Figure 4. SITR protein is mainly expressed in myeloid cells.

Figure 4

A. Anti-SITR immunoreactivity (blue) in spleen of naïve carp. B. Anti-SITR immunoreactivity (blue) after pre-incubation of the anti-SITR antibody with the immunizing peptide (20µg/ml) in spleen of naïve carp. C. Double-staining for monocytes/macrophages (WCL-15; red) and SITR (blue) in spleen of naïve carp. D. Double-staining for neutrophilic granulocytes (TCL-BE8; red) and SITR (blue) in spleen of naïve carp. E. Double-staining for B cells (WCI-12; red) and SITR (blue) in spleen of naïve carp. F. Double-staining for thrombocytes (WCL-6; red) and SITR (blue) in spleen of naïve carp.

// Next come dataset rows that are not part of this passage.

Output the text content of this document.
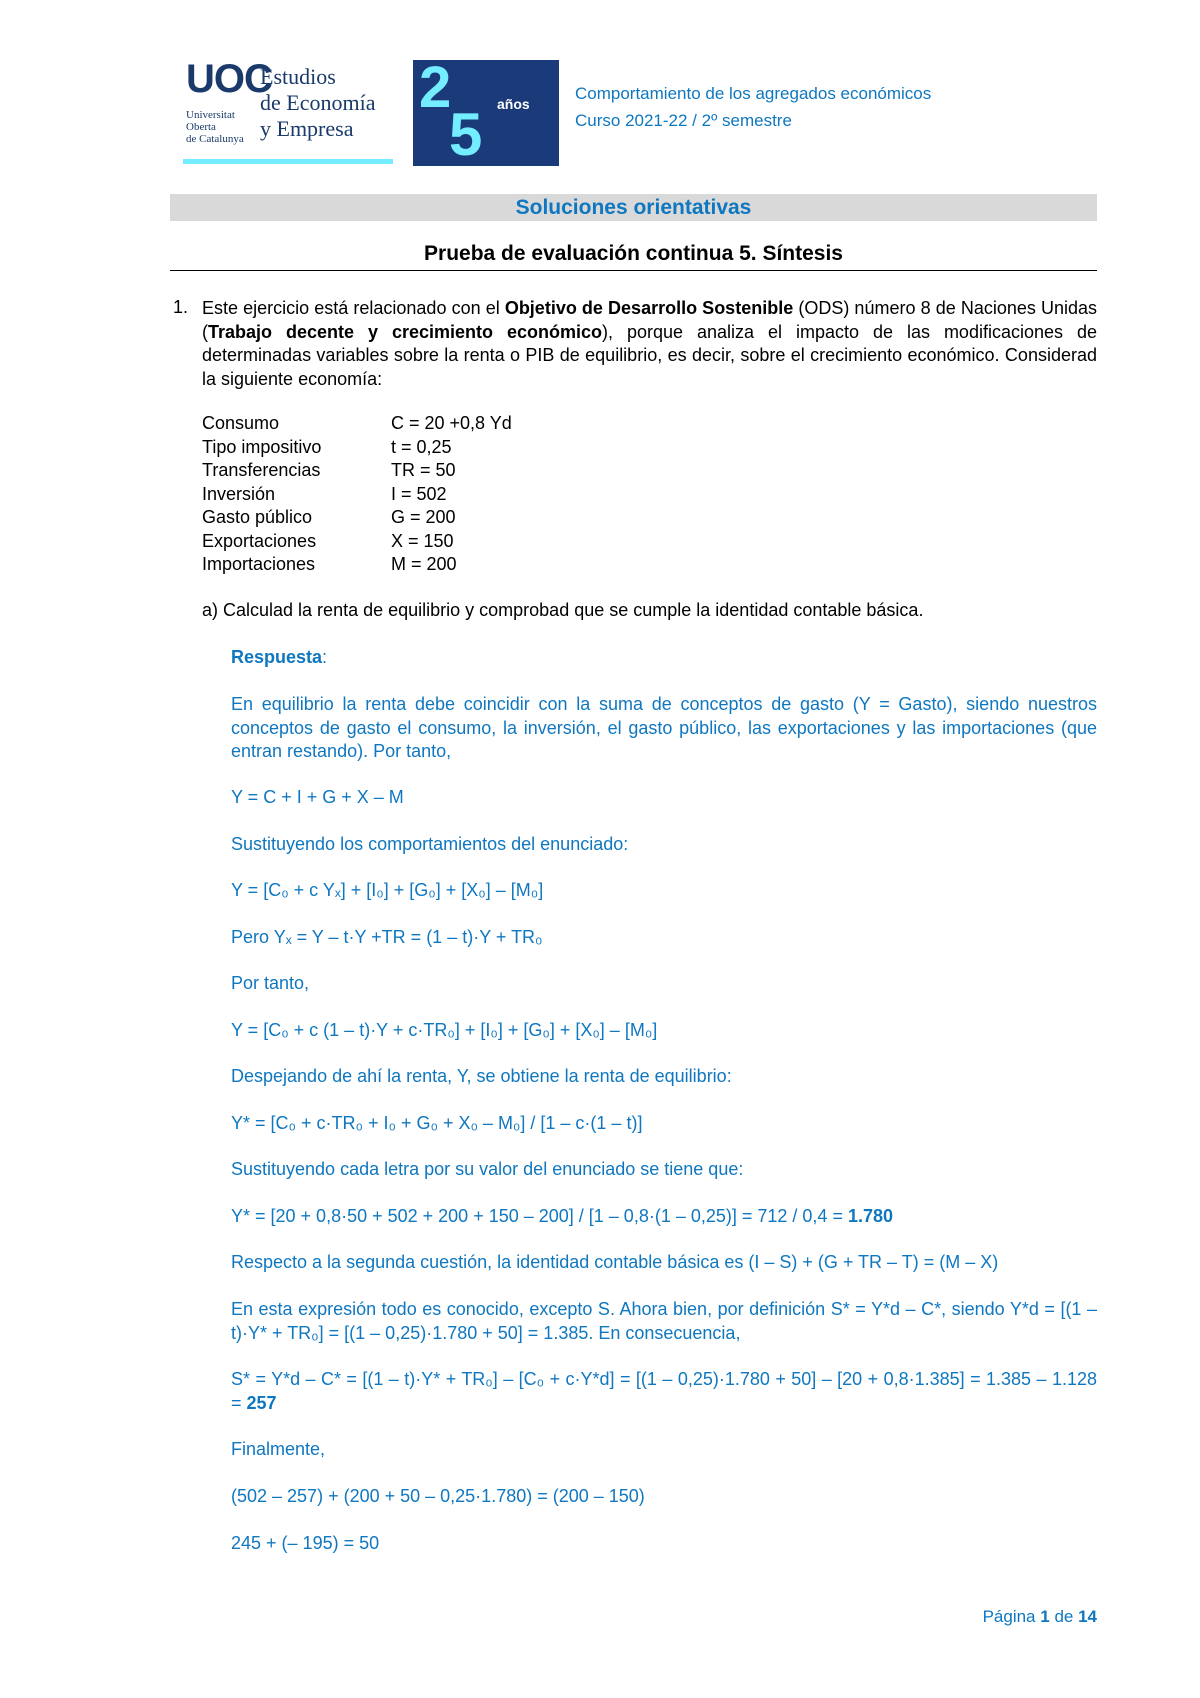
UOC
Universitat
Oberta
de Catalunya
Estudios
de Economía
y Empresa
2
5 años
Comportamiento de los agregados económicos
Curso 2021-22 / 2º semestre
Soluciones orientativas
Prueba de evaluación continua 5. Síntesis
1. Este ejercicio está relacionado con el Objetivo de Desarrollo Sostenible (ODS) número 8 de Naciones Unidas (Trabajo decente y crecimiento económico), porque analiza el impacto de las modificaciones de determinadas variables sobre la renta o PIB de equilibrio, es decir, sobre el crecimiento económico. Considerad la siguiente economía:

Consumo	C = 20 +0,8 Yd
Tipo impositivo	t = 0,25
Transferencias	TR = 50
Inversión	I = 502
Gasto público	G = 200
Exportaciones	X = 150
Importaciones	M = 200

a) Calculad la renta de equilibrio y comprobad que se cumple la identidad contable básica.

Respuesta:

En equilibrio la renta debe coincidir con la suma de conceptos de gasto (Y = Gasto), siendo nuestros conceptos de gasto el consumo, la inversión, el gasto público, las exportaciones y las importaciones (que entran restando). Por tanto,

Y = C + I + G + X – M

Sustituyendo los comportamientos del enunciado:

Y = [C₀ + c Yₓ] + [I₀] + [G₀] + [X₀] – [M₀]

Pero Yₓ = Y – t·Y +TR = (1 – t)·Y + TR₀

Por tanto,

Y = [C₀ + c (1 – t)·Y + c·TR₀] + [I₀] + [G₀] + [X₀] – [M₀]

Despejando de ahí la renta, Y, se obtiene la renta de equilibrio:

Y* = [C₀ + c·TR₀ + I₀ + G₀ + X₀ – M₀] / [1 – c·(1 – t)]

Sustituyendo cada letra por su valor del enunciado se tiene que:

Y* = [20 + 0,8·50 + 502 + 200 + 150 – 200] / [1 – 0,8·(1 – 0,25)] = 712 / 0,4 = 1.780

Respecto a la segunda cuestión, la identidad contable básica es (I – S) + (G + TR – T) = (M – X)

En esta expresión todo es conocido, excepto S. Ahora bien, por definición S* = Y*d – C*, siendo Y*d = [(1 – t)·Y* + TR₀] = [(1 – 0,25)·1.780 + 50] = 1.385. En consecuencia,

S* = Y*d – C* = [(1 – t)·Y* + TR₀] – [C₀ + c·Y*d] = [(1 – 0,25)·1.780 + 50] – [20 + 0,8·1.385] = 1.385 – 1.128 = 257

Finalmente,

(502 – 257) + (200 + 50 – 0,25·1.780) = (200 – 150)

245 + (– 195) = 50

Página 1 de 14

G. Double-staining for monocytes/macrophages (WCL-15; green) and SITR (red) in macrophage-enriched cell fractions from head-kidney of naïve carp. H. Staining for SITR (red) in macrophage-enriched cell fractions from head-kidney of naïve carp. Typical red-stained (WCL-15+, TCL-BE8+, WCI-12+ or WCL-6+) cells are indicated with open arrows and typical blue-stained (SITR+) cells with closed arrows. Note that in panel C, it is difficult to distinguish between red- and blue-stained cells. Co-localization of both signals results in the indicated dark purple-stained cells.